Run julius with the control script as

julius -C basics_and_shutdown.jconf | ./basics_and_shutdown.py

As you can see the control script is written in python v2.

Currently the syntax requires you to identify your computer as Lux (spoken as: looks), Lacer (spoken as: lazer), Alexia, or Pi.

After the identification follows a command. The following commands are possible:

Volume Control

Volume control uses amixer to set the Master volume.

  • volume up/down
  • volume 1,2,3,4,5,10,15,...,100

mute executes the commands amixer set Master toggle. Synonyms are:

  • mute
  • unmute
  • shut up
  • silence

Music Player Commands

The command script separates whether Alexia,Pi, or Lux,Lacer is used for identification. For Alexia and Pi, the commands correspond to the respective mpc commands. For Lux and Lacer, rhythmbox is used.

  • next
  • previous
  • pause, unpause (spoken as: unpaw)
  • stop

shutdown

The following commands can be used to turn off, or prevent the previously commanded shutdown. Shutdown occurs in one minute.

  • shut down (two separate words)
  • cancel shut down (cancel with American pronunciation)

In order to allow for shutdown without password entry add the following line to your /etc/sudoers file.
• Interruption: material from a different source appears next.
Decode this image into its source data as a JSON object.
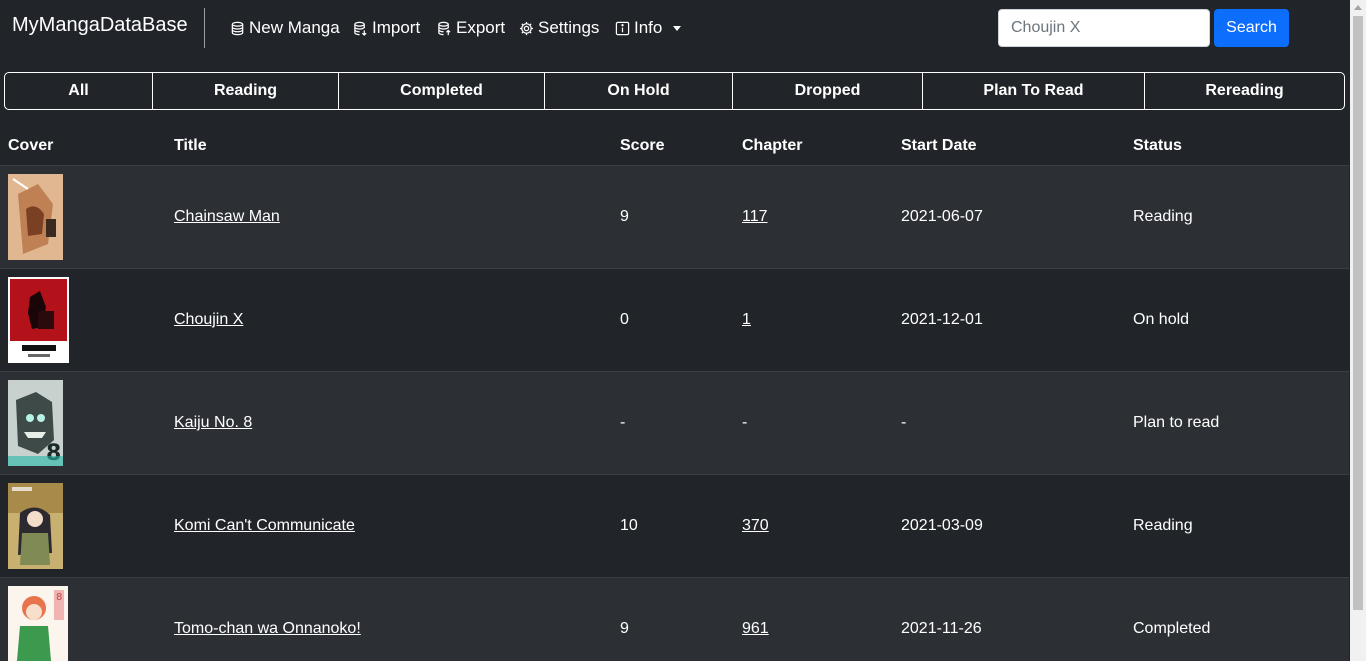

Replace user_name appropriately.

%user_name ALL=(ALL) NOPASSWD: /sbin/poweroff /sbin/reboot /sbin/shutdown

ISSUES

Currently we are unable to prevent julius from outputing the most likely command if no good match is found. Due to this reason the ID tag contains a number of ERROR outputs. This works for the moment.

The second big issue we encountered is due to to ambient noise level. Julius does not differentiate between sound output coming from the computer and external sounds. Using headphones there is no issue however with satellites louder volume can obstruct the required tag at the beginning and end each identification.